Taken together, Geoghan says the many demands have made for an exciting (and humbling) first year on the job—one thankfully free of major crises.
Then again, Geoghan has always been one for meeting things head on. So long as it didn’t involve blood.
Her own path
After earning her B.A. in English from Skidmore College in 1994, Geoghan’s goal was to follow in her father’s footsteps and become an oral surgeon. There was just one problem: Whenever she saw blood—as is often the case when assisting with a surgery—she fainted.
“It became a running joke,” Geoghan recalls with a laugh. “They would have to drag me out into the halls. At some point my dad had to very gently say, ‘We all have our strengths in this world, and this isn’t yours, so go find it.’”
While working as a nanny in northern New Jersey (and moonlighting as a professional skier), Geoghan was encouraged by the childrens’ father to apply to his alma mater: Fordham Law School.
Upon earning her J.D. in 1999, Goeghan joined the New York firm of Caldwalader, Wickersham & Taft, where she quickly developed a love of business law: mergers and acquisitions, complex financial transactions, initial public offerings and so on.
Out of the frying pan
But it was in the corporate world that Geoghan soon found her calling—and, over time, a knack for crisis management. By all accounts, her first assistant general counsel role—for Vertue, a consumer services marketing company—was relatively drama-free.
After arriving at the Telx Group, a data center company, in 2006, it didn’t take long for Geoghan’s mettle to be tested.
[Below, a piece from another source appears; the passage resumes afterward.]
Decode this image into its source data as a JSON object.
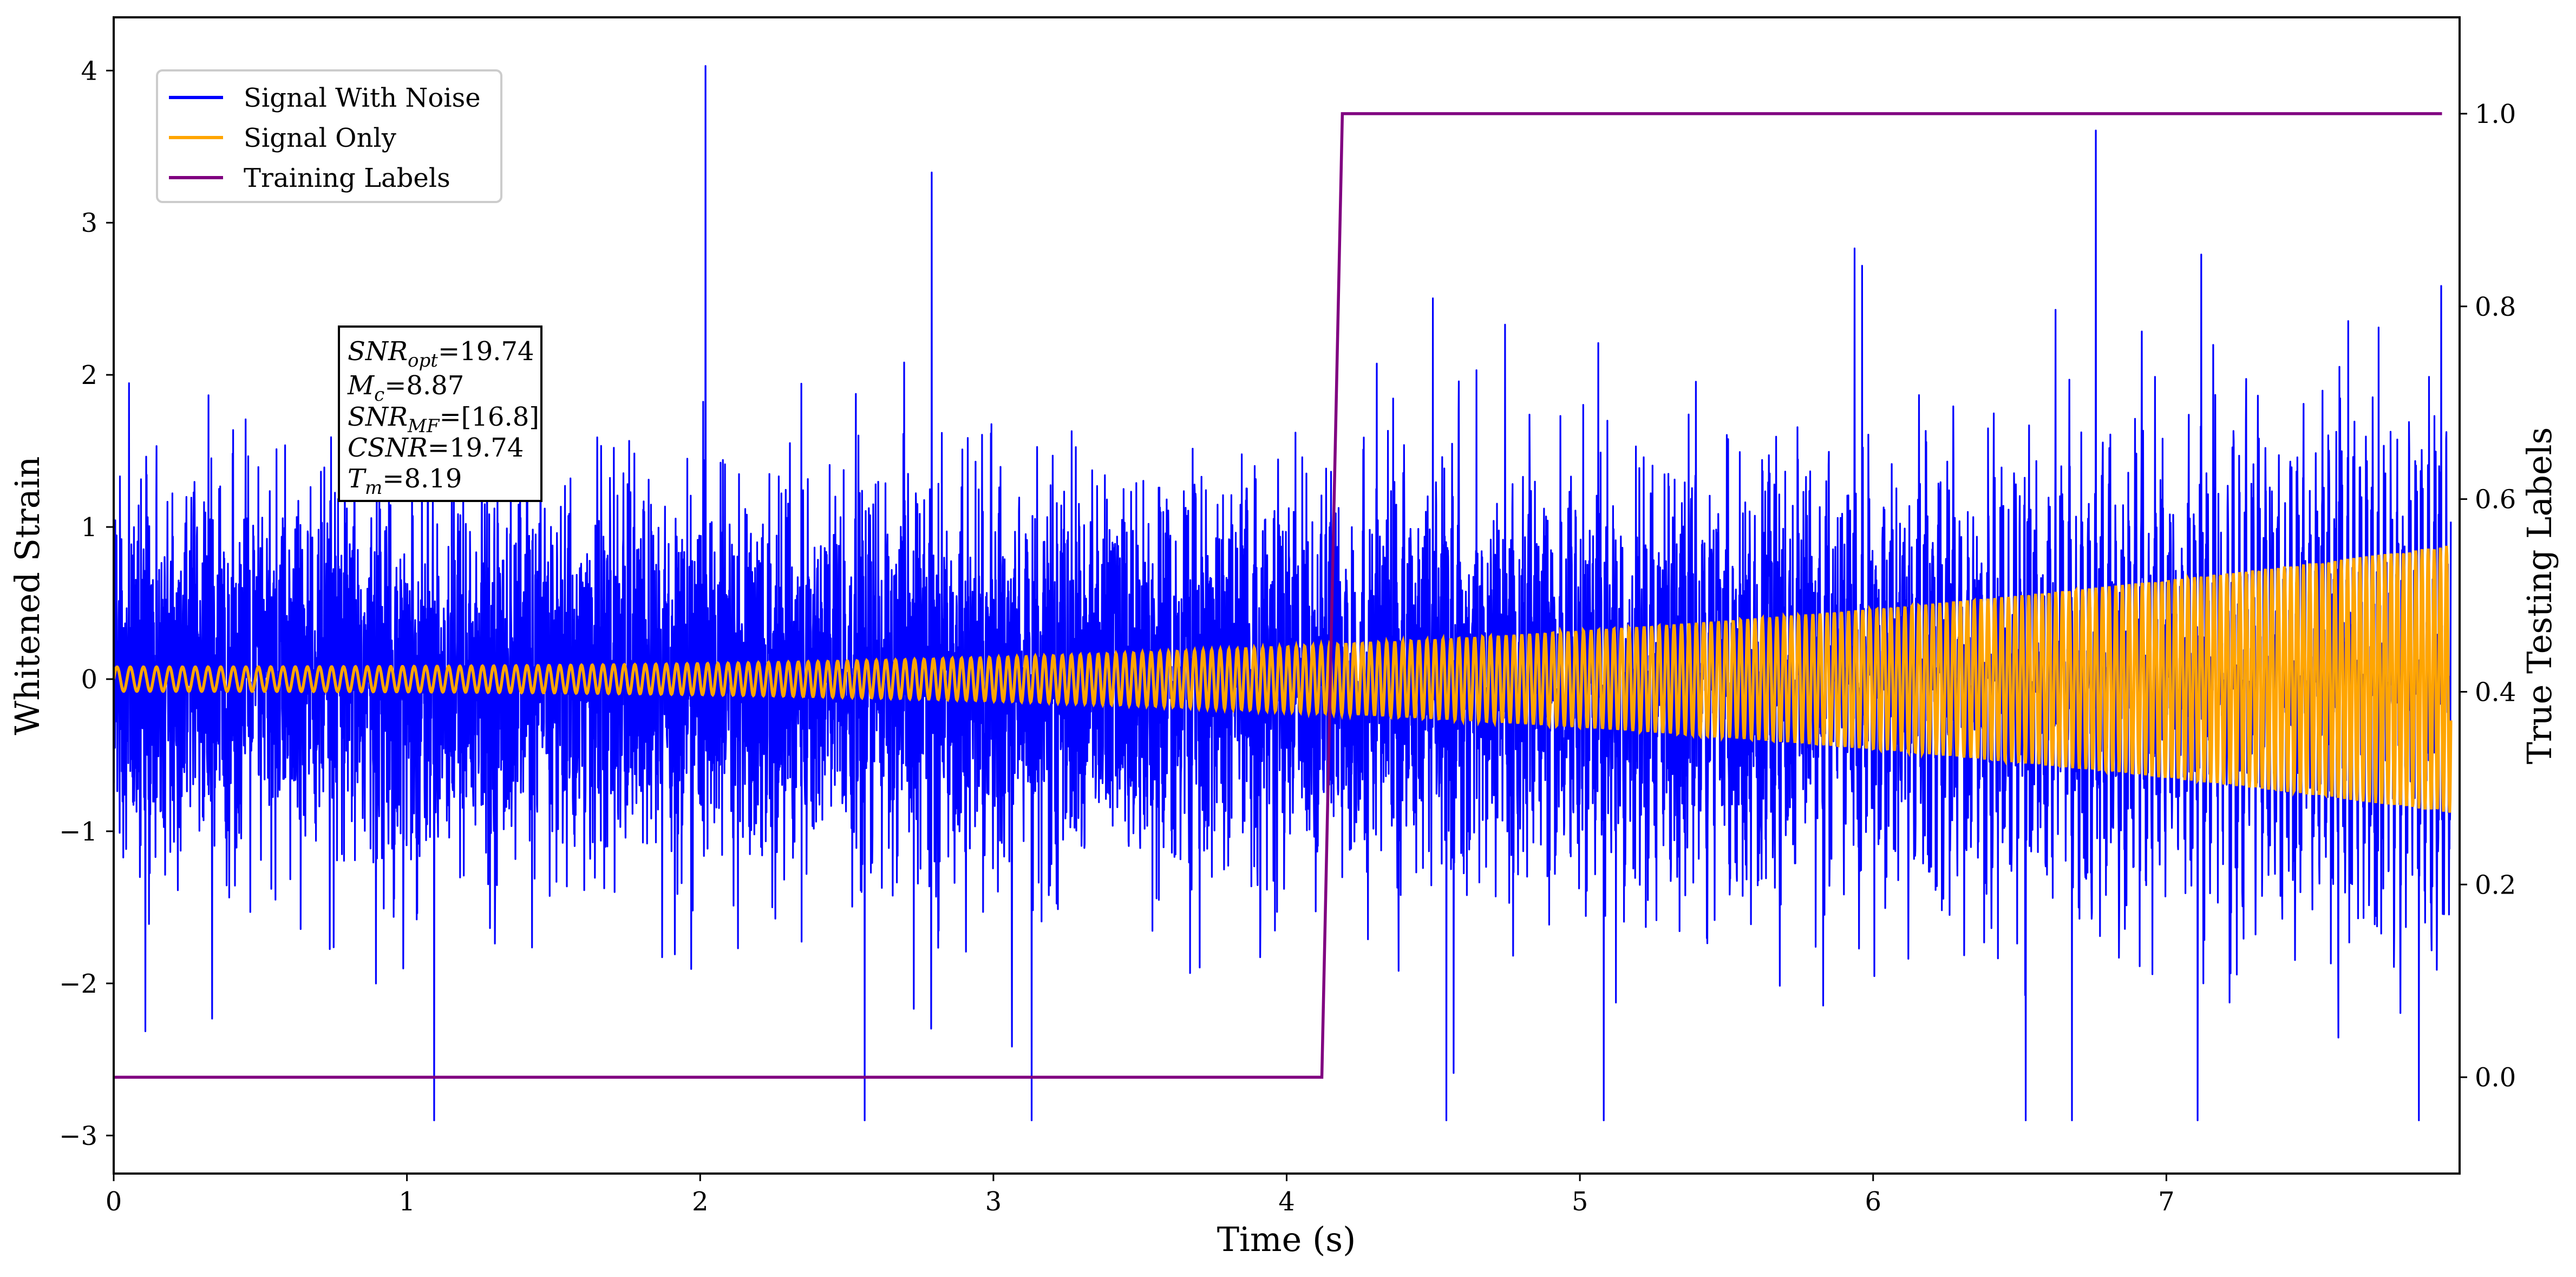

First it was the disgruntled ex-employee who, after allegedly stealing intellectual property, fabricated allegations of impropriety against the company and suggested that for a six-figure payment she would refrain from taking the story to the media.
“I was aghast,” says Geoghan, who can laugh about the incident now, “but thanks to having the right resources in the right places, we were able to run a quick and efficient investigation, disprove the allegations, close the matter and get back to business. And no, we did not pay her.”
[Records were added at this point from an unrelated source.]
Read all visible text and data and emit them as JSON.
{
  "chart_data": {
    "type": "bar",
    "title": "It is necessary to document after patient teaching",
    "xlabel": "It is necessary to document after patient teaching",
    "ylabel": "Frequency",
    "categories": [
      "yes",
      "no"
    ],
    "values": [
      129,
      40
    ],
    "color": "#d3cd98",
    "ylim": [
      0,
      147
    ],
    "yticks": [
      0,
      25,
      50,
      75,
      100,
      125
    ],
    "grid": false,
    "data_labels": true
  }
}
A few years later, Geoghan was asked to lead the Telx legal department on an interim basis when the general counsel stepped down and the new GC had yet to be hired. She reprised the interim leader role at Equinix Inc. when the director of commercial contracts left the company on short notice, leaving behind a sales quarter to close, a budget to finish and a team to lead.
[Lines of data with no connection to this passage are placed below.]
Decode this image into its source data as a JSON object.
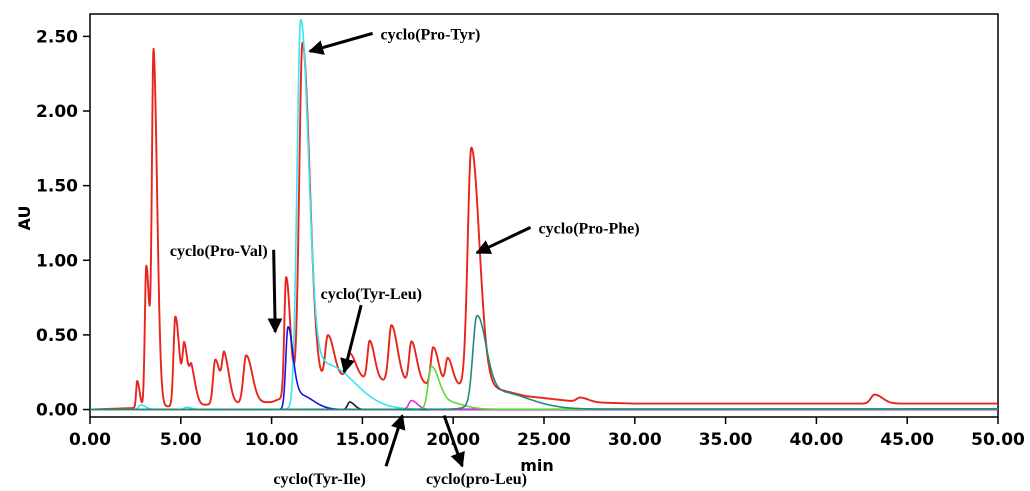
{
  "chart_data": {
    "type": "line",
    "title": "",
    "xlabel": "min",
    "ylabel": "AU",
    "xlim": [
      0,
      50
    ],
    "ylim": [
      -0.05,
      2.65
    ],
    "x_ticks": [
      0,
      5,
      10,
      15,
      20,
      25,
      30,
      35,
      40,
      45,
      50
    ],
    "x_tick_labels": [
      "0.00",
      "5.00",
      "10.00",
      "15.00",
      "20.00",
      "25.00",
      "30.00",
      "35.00",
      "40.00",
      "45.00",
      "50.00"
    ],
    "y_ticks": [
      0,
      0.5,
      1.0,
      1.5,
      2.0,
      2.5
    ],
    "y_tick_labels": [
      "0.00",
      "0.50",
      "1.00",
      "1.50",
      "2.00",
      "2.50"
    ],
    "grid": false,
    "series": [
      {
        "color": "#e8241c",
        "baseline": [
          [
            0,
            0
          ],
          [
            2.4,
            0.01
          ],
          [
            6,
            0.03
          ],
          [
            10,
            0.05
          ],
          [
            11.5,
            0.12
          ],
          [
            14,
            0.22
          ],
          [
            17,
            0.18
          ],
          [
            20,
            0.16
          ],
          [
            22,
            0.15
          ],
          [
            24,
            0.09
          ],
          [
            27,
            0.05
          ],
          [
            30,
            0.04
          ],
          [
            40,
            0.04
          ],
          [
            50,
            0.04
          ]
        ],
        "peaks": [
          {
            "x": 2.6,
            "h": 0.18,
            "w": 0.06
          },
          {
            "x": 3.1,
            "h": 0.95,
            "w": 0.08
          },
          {
            "x": 3.5,
            "h": 2.33,
            "w": 0.09
          },
          {
            "x": 4.7,
            "h": 0.6,
            "w": 0.1
          },
          {
            "x": 5.2,
            "h": 0.38,
            "w": 0.1
          },
          {
            "x": 5.6,
            "h": 0.2,
            "w": 0.1
          },
          {
            "x": 6.9,
            "h": 0.3,
            "w": 0.12
          },
          {
            "x": 7.4,
            "h": 0.3,
            "w": 0.12
          },
          {
            "x": 8.6,
            "h": 0.32,
            "w": 0.15
          },
          {
            "x": 10.8,
            "h": 0.8,
            "w": 0.1
          },
          {
            "x": 11.7,
            "h": 2.33,
            "w": 0.18
          },
          {
            "x": 13.1,
            "h": 0.31,
            "w": 0.15
          },
          {
            "x": 14.3,
            "h": 0.16,
            "w": 0.15
          },
          {
            "x": 15.4,
            "h": 0.26,
            "w": 0.12
          },
          {
            "x": 16.6,
            "h": 0.38,
            "w": 0.15
          },
          {
            "x": 17.7,
            "h": 0.28,
            "w": 0.13
          },
          {
            "x": 18.9,
            "h": 0.25,
            "w": 0.13
          },
          {
            "x": 19.7,
            "h": 0.18,
            "w": 0.12
          },
          {
            "x": 21.0,
            "h": 1.6,
            "w": 0.2
          },
          {
            "x": 27.0,
            "h": 0.03,
            "w": 0.2
          },
          {
            "x": 43.2,
            "h": 0.06,
            "w": 0.2
          }
        ]
      },
      {
        "color": "#35e6ee",
        "baseline": [
          [
            0,
            0
          ],
          [
            50,
            0.005
          ]
        ],
        "peaks": [
          {
            "x": 2.8,
            "h": 0.03,
            "w": 0.12
          },
          {
            "x": 5.3,
            "h": 0.015,
            "w": 0.12
          },
          {
            "x": 11.6,
            "h": 2.57,
            "w": 0.2
          },
          {
            "x": 13.0,
            "h": 0.3,
            "w": 0.7
          }
        ]
      },
      {
        "color": "#1414e6",
        "baseline": [
          [
            0,
            0
          ],
          [
            50,
            0
          ]
        ],
        "peaks": [
          {
            "x": 10.9,
            "h": 0.53,
            "w": 0.12
          },
          {
            "x": 11.5,
            "h": 0.1,
            "w": 0.35
          }
        ]
      },
      {
        "color": "#1c1c1c",
        "baseline": [
          [
            0,
            0
          ],
          [
            50,
            0
          ]
        ],
        "peaks": [
          {
            "x": 14.3,
            "h": 0.05,
            "w": 0.12
          }
        ]
      },
      {
        "color": "#e02ee0",
        "baseline": [
          [
            0,
            0
          ],
          [
            50,
            0
          ]
        ],
        "peaks": [
          {
            "x": 17.7,
            "h": 0.06,
            "w": 0.15
          }
        ]
      },
      {
        "color": "#5dd836",
        "baseline": [
          [
            0,
            0
          ],
          [
            50,
            0.004
          ]
        ],
        "peaks": [
          {
            "x": 18.8,
            "h": 0.28,
            "w": 0.18
          },
          {
            "x": 19.6,
            "h": 0.05,
            "w": 0.4
          }
        ]
      },
      {
        "color": "#1f8a7a",
        "baseline": [
          [
            0,
            0
          ],
          [
            50,
            0.005
          ]
        ],
        "peaks": [
          {
            "x": 21.3,
            "h": 0.57,
            "w": 0.22
          },
          {
            "x": 22.3,
            "h": 0.12,
            "w": 0.8
          }
        ]
      }
    ],
    "annotations": [
      {
        "text": "cyclo(Pro-Tyr)",
        "x": 16,
        "y": 2.48,
        "arrow_to": [
          12.1,
          2.4
        ]
      },
      {
        "text": "cyclo(Pro-Val)",
        "x": 4.4,
        "y": 1.03,
        "arrow_to": [
          10.2,
          0.52
        ]
      },
      {
        "text": "cyclo(Tyr-Leu)",
        "x": 12.7,
        "y": 0.74,
        "arrow_to": [
          14.0,
          0.25
        ]
      },
      {
        "text": "cyclo(Pro-Phe)",
        "x": 24.7,
        "y": 1.18,
        "arrow_to": [
          21.3,
          1.05
        ]
      },
      {
        "text": "cyclo(Tyr-Ile)",
        "x": 10.1,
        "y": -0.5,
        "arrow_from": [
          16.3,
          -0.38
        ],
        "arrow_to": [
          17.2,
          -0.04
        ]
      },
      {
        "text": "cyclo(pro-Leu)",
        "x": 18.5,
        "y": -0.5,
        "arrow_from": [
          19.5,
          -0.04
        ],
        "arrow_to": [
          20.5,
          -0.38
        ]
      }
    ]
  }
}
“It gave me my first taste of being the person people turn to when things go off the rails,” Geoghan recalls. “When everyone is looking at you and asking ‘what now?’—you’d better have thought through an answer.”
Following a one-year stint as managing legal director for Amerimar Enterprises—where she helped handle a cybersecurity breach a mere three weeks into the job—Geoghan joined Alliance in 2018.
And while her first year hasn’t been without the occasional fire, what she’s learned along the way is helping ensure that none of them burn out of control.
“Not responding is never the right answer, but neither is calling in the S.W.A.T. team for every issue that crops up,” Goeghan says. “The most important thing is knowing who to call and when to make that call. Between our internal and external resources, we feel like we have those bases covered.”